Their notion seems to be that a generalized upgrading of skills will lower incomes in today's best job categories by increasing competition there, and—perhaps--raise the incomes of less skilled workers because there will be fewer of them. Certainly one would expect an excess supply of high-skill workers to drive down the wages for high-skill jobs, but it would not necessarily bid up the wages of medium- and low-skill jobs. If there is an oversupply of high-skill workers, some of them will have to accept lower-skill, lower-paid jobs and be unable to recoup their investment in training. Either way, compensation to high-skill jobs should decline. The MGI plan to have a potentially-overeducated workforce should appeal to those who think the wage differential between high- and low-skill jobs is too big, but it's not a plan to raise aggregate US labor incomes.

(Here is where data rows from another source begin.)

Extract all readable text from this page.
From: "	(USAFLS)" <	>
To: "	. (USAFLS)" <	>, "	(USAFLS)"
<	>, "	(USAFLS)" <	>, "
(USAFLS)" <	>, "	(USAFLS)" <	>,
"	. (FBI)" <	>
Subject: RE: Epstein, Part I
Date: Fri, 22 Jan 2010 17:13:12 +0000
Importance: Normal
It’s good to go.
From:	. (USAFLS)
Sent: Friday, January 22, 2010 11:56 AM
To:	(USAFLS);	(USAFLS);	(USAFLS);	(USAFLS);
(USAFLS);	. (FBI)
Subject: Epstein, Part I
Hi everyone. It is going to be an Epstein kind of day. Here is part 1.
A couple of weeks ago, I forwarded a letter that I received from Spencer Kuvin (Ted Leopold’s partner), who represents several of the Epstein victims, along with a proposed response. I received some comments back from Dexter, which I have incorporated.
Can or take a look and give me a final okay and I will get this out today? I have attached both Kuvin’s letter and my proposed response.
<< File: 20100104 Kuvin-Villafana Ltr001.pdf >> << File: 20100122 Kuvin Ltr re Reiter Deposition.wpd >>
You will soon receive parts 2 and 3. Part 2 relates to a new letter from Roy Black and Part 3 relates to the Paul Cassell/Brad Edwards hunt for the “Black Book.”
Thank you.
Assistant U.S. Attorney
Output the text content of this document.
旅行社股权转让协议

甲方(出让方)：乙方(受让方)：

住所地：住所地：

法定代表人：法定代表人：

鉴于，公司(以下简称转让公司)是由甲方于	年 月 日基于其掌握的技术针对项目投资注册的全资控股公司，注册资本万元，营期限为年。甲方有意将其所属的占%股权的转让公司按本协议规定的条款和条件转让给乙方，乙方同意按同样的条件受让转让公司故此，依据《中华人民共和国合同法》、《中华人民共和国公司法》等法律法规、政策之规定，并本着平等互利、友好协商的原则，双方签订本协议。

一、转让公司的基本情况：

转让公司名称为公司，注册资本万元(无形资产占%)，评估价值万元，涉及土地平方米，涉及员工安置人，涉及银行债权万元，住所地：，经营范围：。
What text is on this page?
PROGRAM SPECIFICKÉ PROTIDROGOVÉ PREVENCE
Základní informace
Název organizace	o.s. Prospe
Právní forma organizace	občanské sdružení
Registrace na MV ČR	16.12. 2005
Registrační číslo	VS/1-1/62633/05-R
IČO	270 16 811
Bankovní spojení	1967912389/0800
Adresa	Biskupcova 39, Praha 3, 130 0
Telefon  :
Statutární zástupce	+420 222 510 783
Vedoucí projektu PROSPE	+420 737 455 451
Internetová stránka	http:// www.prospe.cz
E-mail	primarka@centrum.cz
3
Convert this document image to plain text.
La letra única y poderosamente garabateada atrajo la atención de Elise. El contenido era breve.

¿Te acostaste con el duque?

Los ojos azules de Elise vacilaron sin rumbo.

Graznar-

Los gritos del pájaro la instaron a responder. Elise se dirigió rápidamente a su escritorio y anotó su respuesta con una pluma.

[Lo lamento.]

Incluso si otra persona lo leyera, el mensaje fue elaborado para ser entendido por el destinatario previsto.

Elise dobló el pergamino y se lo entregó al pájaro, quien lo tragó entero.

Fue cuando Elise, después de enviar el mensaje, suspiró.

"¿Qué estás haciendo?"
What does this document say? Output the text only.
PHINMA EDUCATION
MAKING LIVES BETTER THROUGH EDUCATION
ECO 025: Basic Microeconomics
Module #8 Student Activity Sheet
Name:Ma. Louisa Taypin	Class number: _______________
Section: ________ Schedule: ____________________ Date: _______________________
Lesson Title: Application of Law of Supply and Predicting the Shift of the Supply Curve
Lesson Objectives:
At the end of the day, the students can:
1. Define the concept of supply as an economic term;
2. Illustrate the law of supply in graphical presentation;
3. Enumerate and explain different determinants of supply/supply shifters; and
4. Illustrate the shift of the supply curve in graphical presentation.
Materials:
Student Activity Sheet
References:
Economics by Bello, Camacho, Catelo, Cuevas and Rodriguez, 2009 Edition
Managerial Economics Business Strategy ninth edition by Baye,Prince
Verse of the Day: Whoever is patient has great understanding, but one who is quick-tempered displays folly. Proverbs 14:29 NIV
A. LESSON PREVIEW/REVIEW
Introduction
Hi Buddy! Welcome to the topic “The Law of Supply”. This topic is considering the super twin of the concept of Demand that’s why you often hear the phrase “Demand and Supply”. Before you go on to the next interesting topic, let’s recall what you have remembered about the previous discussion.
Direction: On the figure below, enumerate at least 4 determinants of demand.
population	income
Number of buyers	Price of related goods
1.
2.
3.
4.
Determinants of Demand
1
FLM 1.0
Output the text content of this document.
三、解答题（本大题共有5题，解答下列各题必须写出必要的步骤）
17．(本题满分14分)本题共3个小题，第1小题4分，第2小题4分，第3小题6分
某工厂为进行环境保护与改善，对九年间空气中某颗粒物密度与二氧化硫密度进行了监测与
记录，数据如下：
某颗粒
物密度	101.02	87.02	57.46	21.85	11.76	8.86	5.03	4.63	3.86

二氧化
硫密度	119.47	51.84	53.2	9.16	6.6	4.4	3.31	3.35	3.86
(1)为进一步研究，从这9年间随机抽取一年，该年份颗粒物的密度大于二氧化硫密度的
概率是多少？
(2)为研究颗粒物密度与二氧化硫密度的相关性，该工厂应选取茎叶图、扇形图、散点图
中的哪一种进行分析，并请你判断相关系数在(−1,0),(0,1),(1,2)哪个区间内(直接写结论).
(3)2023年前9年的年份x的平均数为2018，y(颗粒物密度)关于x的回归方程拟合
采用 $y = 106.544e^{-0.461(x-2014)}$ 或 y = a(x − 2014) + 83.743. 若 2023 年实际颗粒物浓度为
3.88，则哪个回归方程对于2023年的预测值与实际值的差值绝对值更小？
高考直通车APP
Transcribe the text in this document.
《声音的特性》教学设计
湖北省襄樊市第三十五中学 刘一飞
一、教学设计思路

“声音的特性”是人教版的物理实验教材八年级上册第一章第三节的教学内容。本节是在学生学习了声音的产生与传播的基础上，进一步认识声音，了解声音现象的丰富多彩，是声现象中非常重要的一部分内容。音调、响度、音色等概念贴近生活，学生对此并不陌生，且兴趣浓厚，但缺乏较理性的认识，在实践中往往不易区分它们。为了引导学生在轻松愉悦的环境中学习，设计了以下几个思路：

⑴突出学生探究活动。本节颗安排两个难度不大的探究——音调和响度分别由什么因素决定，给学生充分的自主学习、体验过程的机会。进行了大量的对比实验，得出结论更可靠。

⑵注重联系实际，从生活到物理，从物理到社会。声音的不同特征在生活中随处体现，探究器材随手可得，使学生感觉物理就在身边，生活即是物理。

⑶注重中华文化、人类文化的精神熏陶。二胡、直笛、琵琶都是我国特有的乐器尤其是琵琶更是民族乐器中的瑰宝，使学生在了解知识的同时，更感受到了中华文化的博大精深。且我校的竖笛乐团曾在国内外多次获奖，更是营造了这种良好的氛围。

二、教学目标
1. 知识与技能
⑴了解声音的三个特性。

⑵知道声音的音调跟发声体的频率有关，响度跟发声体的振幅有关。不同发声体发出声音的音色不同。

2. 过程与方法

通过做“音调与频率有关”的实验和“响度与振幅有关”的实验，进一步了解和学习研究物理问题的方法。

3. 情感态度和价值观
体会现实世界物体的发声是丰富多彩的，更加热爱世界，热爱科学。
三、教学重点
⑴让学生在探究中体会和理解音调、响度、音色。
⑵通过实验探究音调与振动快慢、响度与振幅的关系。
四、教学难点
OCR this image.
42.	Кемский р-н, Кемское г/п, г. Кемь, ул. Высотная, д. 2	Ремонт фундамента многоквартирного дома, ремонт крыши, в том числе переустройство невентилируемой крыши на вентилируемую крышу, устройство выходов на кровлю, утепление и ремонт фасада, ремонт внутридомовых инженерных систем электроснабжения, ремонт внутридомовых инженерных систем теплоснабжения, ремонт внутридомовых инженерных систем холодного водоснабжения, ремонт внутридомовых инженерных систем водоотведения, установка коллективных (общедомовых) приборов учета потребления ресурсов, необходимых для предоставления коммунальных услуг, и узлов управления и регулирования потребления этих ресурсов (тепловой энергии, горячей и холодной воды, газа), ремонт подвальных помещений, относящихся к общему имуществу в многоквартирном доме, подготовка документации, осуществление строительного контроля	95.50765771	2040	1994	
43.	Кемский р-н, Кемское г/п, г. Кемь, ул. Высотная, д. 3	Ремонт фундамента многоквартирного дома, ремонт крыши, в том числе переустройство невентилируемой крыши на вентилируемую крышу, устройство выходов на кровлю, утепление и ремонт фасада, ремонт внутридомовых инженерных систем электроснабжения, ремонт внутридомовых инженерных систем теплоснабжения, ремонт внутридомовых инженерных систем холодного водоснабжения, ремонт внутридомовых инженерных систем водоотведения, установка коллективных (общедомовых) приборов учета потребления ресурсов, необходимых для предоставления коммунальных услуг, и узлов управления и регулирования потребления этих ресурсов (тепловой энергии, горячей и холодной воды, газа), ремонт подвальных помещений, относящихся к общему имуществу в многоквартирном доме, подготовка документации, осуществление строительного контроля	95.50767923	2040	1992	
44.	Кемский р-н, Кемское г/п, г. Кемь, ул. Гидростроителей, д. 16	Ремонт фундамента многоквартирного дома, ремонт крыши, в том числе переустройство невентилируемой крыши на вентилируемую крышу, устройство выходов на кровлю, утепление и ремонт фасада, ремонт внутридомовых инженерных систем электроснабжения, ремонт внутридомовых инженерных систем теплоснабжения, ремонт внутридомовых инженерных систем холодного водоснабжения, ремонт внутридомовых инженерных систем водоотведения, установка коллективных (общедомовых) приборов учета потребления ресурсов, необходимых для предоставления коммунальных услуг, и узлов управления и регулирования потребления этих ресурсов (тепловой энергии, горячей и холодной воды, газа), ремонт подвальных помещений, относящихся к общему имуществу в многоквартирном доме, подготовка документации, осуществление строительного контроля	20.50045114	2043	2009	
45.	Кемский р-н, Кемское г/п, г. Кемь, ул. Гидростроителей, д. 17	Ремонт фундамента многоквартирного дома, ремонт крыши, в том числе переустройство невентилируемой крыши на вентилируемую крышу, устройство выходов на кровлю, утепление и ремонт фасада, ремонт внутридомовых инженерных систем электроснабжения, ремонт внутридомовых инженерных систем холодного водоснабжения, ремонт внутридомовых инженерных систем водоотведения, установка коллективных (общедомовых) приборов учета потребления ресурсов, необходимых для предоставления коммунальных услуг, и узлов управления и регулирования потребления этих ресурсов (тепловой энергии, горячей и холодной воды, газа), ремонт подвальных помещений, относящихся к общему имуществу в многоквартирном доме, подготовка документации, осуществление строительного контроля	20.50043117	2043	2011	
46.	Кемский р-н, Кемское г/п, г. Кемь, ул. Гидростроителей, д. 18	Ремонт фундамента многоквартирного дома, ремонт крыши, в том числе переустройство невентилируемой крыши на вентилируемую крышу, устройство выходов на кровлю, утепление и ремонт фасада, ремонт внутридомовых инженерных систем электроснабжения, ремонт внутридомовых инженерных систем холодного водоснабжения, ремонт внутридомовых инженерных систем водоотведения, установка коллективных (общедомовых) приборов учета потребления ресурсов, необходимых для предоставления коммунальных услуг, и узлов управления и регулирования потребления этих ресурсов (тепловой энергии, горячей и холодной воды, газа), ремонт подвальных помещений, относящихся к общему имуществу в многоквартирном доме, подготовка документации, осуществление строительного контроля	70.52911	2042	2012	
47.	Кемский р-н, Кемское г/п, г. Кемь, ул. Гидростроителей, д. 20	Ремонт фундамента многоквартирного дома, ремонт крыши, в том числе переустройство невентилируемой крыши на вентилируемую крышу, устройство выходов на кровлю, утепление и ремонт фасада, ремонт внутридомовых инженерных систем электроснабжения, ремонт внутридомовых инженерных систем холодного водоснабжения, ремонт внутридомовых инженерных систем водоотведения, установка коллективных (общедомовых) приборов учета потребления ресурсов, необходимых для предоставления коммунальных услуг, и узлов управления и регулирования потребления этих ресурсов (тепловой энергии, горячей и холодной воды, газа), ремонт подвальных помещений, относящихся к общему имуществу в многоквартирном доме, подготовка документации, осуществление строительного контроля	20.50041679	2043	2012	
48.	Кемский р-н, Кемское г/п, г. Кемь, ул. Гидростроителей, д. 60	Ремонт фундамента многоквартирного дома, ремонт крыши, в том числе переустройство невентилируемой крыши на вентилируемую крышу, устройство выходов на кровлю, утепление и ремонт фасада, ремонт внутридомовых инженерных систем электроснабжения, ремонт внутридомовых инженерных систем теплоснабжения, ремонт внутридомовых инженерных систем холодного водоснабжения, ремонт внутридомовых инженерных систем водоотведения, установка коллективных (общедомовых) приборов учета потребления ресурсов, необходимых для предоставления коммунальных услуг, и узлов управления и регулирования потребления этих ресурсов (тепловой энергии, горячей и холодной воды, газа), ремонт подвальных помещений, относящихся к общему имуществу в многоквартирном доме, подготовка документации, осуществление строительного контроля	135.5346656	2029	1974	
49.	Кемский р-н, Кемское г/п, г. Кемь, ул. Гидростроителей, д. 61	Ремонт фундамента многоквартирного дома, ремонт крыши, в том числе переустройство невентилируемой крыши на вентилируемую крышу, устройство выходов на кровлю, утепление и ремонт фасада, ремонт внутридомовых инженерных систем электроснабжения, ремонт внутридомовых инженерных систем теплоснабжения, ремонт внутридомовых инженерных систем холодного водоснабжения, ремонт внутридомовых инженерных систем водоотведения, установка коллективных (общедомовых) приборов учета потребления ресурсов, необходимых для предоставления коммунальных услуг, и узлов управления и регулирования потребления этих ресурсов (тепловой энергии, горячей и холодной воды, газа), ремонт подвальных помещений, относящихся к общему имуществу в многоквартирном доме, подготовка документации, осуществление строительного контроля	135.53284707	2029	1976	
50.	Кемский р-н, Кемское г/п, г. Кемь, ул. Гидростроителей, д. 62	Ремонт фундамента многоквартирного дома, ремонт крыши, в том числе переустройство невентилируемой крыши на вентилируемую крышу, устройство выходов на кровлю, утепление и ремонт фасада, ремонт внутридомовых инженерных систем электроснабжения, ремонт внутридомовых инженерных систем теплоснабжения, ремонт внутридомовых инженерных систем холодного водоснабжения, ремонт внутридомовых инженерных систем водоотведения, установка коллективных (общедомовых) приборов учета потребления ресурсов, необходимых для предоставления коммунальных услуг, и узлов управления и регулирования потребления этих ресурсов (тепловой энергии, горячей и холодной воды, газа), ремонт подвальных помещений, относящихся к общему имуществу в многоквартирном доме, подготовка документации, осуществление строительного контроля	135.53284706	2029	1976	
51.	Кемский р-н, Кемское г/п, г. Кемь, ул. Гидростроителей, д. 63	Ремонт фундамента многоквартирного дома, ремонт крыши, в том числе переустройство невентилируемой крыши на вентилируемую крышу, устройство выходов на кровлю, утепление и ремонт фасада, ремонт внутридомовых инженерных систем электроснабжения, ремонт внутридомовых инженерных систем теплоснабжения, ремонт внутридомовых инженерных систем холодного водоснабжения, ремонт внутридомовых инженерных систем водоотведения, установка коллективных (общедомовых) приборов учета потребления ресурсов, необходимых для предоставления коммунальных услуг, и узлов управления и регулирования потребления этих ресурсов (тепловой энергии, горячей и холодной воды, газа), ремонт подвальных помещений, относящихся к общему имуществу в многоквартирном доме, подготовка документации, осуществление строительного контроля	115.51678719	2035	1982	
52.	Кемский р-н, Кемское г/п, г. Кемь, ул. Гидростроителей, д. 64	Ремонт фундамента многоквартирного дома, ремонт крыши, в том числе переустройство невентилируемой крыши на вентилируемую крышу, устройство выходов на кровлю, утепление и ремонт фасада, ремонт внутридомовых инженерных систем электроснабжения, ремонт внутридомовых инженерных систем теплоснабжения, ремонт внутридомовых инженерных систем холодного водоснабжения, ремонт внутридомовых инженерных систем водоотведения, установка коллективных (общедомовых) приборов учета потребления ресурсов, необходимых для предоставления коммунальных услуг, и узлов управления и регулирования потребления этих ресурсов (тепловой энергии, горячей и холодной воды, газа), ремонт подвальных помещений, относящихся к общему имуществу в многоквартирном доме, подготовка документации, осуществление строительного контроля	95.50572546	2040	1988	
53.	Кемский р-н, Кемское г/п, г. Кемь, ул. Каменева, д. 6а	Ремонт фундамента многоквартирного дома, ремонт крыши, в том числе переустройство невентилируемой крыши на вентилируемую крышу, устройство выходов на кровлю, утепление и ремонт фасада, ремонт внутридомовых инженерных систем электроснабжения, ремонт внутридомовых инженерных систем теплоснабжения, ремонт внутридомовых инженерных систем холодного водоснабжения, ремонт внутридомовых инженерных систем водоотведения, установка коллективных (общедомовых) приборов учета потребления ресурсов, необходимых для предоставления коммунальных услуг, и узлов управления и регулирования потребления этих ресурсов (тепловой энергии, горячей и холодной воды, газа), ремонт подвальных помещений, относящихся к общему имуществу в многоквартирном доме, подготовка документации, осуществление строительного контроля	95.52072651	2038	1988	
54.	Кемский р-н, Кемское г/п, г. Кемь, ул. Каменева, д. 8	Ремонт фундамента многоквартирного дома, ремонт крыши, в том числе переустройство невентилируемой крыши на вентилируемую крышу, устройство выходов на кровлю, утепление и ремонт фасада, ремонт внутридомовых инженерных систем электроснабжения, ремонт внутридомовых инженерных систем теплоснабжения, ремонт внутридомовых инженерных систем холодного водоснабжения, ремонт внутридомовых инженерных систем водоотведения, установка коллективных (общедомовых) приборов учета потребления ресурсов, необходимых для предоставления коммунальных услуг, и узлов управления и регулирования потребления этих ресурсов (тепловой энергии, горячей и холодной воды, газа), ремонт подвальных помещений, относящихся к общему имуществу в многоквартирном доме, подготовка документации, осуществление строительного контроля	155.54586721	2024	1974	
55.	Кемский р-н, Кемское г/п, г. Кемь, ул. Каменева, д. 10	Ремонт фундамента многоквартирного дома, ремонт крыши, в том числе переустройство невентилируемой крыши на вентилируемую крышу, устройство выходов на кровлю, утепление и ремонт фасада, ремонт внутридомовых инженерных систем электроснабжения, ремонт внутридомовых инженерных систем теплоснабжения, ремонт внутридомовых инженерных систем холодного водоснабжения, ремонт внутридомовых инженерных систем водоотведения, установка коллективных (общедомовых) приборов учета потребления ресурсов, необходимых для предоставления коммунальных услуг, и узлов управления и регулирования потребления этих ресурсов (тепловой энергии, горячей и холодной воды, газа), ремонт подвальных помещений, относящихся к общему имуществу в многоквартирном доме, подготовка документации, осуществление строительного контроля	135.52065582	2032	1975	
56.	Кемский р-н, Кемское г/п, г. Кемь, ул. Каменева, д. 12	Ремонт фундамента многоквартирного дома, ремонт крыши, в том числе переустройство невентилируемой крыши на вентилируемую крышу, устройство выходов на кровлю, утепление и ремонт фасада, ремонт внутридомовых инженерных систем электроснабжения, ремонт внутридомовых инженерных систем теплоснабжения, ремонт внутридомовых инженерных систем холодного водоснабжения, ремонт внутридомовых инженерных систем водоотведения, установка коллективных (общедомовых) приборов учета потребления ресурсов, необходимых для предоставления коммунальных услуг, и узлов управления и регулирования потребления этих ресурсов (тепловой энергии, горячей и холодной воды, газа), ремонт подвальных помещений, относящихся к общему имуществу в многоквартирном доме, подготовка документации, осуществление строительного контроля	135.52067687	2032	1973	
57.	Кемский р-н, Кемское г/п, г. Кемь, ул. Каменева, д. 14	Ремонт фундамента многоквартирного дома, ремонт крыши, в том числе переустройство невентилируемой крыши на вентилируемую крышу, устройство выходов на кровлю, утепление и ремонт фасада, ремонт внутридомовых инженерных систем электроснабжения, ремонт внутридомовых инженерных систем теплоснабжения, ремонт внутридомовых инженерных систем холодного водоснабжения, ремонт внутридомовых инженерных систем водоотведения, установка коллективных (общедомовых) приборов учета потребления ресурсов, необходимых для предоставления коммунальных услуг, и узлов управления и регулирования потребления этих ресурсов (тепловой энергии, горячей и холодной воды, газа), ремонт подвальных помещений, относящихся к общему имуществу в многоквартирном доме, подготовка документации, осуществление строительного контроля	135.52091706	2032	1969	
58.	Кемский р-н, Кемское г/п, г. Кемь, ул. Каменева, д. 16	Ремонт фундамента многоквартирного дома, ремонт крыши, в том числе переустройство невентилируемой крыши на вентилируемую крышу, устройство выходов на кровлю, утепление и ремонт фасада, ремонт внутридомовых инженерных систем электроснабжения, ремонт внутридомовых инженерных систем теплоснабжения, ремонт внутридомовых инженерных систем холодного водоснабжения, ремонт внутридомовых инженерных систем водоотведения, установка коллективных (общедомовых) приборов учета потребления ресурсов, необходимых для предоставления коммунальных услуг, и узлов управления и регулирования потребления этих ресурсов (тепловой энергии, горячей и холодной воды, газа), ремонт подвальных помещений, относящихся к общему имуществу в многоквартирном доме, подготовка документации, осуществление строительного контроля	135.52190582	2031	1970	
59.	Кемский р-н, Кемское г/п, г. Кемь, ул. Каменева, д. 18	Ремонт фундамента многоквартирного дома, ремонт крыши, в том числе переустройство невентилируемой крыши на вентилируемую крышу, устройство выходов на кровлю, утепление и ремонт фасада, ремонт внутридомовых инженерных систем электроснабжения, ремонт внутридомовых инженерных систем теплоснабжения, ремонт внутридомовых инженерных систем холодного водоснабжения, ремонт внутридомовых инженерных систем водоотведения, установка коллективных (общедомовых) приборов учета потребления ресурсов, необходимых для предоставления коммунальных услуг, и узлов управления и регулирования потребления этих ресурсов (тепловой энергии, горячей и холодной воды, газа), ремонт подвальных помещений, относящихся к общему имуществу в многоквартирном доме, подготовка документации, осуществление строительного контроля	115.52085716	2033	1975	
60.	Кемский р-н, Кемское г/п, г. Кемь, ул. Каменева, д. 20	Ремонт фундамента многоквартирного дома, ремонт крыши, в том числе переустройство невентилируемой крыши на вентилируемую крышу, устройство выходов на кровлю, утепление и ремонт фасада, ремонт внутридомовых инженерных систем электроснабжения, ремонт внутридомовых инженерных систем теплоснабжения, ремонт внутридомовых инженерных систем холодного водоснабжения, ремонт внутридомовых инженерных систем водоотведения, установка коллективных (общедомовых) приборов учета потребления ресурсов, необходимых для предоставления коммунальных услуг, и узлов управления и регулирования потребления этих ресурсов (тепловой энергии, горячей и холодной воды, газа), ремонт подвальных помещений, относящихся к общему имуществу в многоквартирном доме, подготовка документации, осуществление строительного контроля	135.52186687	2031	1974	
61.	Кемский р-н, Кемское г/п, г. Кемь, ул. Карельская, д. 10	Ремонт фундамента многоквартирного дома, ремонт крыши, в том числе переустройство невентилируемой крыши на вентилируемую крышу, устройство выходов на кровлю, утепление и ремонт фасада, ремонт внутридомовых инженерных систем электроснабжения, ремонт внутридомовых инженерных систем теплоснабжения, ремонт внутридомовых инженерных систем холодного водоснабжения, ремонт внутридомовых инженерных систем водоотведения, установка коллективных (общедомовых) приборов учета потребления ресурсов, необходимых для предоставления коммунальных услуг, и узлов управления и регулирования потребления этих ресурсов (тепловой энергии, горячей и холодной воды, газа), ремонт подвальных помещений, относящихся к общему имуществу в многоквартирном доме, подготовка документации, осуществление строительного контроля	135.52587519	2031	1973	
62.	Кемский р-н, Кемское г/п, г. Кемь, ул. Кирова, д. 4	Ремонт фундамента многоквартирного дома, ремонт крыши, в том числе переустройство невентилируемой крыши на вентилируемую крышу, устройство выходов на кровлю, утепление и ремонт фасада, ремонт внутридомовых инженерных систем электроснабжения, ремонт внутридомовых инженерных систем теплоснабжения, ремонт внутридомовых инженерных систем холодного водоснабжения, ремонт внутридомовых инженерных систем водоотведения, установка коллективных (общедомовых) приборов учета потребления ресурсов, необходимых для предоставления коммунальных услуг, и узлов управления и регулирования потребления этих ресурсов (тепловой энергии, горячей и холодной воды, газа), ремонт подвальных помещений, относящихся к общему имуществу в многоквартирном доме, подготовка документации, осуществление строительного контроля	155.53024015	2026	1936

High-skill jobs are being created offshore for several reasons, but those reasons do not include a lack of adequately skilled Americans to fill those jobs at home, and the authors do not contend otherwise. Americans are simply too expensive. Under current US policies, that unfavorable labor cost differential will continue to drive new jobs offshore, and this supply-side stuff is just deck chairs. We have a choice: We can continue to push down US incomes, increasingly in better job categories that so far have been less affected by foreign competition, or we can change policies.

How close is the MGI report to Obama Administration policy?

Certainly, the MGI recommendations that place the whole burden of American economic progress on more education is perfectly mainstream and politically safe. My argument that such a limited policy is inadequate is heterodox--and correct.

According to the preface to the MGI report, "Diana Farrell, former director of MGI provided strong leadership on this project." In January 2009, she moved from MGI to the White House where she is a Deputy Director of the National Economic Council reporting to Larry Summers. She is "an advocate of offshoring and innovation to produce economic growth," according to WhoRunsGov. (I advocate pixie dust to produce economic growth, but that isn't working either.) I wonder what Obama's Middle Class Task Force, run by Vice President Biden, thinks of this.